Terakhir kali Premier League berjaya di Eropa terjadi pada musim 2018/2019. Saat itu Liverpool juara Liga Champions, dan Chelsea sukses di Liga Europa----juga dengan mengalahkan Arsenal 4-1 di final saat itu.

Sementara musim lalu, Premier League juga bisa menjadi juara di dua ajang. Tottenham Hotspur memenangi Liga Europa, dan Chelsea merebut trofi Conference League. Arsenal saat itu harus tersingkir dari PSG di semifinal Liga Champions.

Arsenal sedianya berpeluang membawa Premier League meraih treble dini hari tadi. Sebab, Kai Havertz sempat menghidupkan asa itu lewat golnya di menit ke-6, bikin PSG tertinggal.
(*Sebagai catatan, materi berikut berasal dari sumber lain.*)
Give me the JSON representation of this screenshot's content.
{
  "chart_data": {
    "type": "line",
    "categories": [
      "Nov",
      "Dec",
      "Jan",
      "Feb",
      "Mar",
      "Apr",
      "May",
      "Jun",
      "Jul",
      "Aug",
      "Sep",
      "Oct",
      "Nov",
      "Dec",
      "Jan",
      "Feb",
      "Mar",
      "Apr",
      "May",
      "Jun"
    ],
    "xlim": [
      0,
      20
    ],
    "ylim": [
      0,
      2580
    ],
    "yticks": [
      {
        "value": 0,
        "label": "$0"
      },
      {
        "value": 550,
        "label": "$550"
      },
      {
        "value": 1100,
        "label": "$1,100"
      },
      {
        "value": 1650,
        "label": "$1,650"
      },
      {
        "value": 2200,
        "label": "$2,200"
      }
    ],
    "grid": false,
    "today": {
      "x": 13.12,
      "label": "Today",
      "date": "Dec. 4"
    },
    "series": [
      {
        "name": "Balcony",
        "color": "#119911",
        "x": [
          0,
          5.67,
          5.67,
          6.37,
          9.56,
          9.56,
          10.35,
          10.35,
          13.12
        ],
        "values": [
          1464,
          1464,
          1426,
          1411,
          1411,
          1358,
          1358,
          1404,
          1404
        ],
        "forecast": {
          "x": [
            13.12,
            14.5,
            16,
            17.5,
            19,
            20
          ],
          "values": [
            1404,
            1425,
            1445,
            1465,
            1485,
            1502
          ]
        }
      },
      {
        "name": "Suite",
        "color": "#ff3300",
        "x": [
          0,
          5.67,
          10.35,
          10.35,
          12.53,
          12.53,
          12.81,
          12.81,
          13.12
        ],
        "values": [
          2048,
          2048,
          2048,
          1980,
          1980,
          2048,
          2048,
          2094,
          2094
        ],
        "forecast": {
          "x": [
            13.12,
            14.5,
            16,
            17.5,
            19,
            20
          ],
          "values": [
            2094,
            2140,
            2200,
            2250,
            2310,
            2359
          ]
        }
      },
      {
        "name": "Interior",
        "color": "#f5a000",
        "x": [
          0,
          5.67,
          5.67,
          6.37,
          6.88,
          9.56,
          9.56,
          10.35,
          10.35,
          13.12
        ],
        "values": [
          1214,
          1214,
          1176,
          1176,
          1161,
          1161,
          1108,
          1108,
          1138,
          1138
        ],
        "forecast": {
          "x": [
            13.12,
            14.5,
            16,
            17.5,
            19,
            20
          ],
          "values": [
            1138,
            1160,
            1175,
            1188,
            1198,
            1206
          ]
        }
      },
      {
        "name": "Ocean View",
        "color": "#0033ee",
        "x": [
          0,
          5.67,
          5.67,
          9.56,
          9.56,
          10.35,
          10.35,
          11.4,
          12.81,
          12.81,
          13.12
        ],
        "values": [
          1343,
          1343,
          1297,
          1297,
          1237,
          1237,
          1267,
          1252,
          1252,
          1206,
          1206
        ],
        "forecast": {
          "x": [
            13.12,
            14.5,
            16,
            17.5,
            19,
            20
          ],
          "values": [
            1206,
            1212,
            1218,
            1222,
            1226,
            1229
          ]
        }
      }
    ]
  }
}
PSG baru bisa membalas di babak kedua lewat penalti Ousmane Dembele. Skor 1-1 kemudian bertahan sampai masa injury time.

Di babak tos-tosan, dua penendang Arsenal gagal yakni Eberechi Eze dan Gabriel Magalhaes. Sementara Paris Saint-Germain cuma sekali gagal lewat Nuno Mendes. Anak asuh Luis Enrique akhirnya juara dan bisa mempertahankan gelarnya.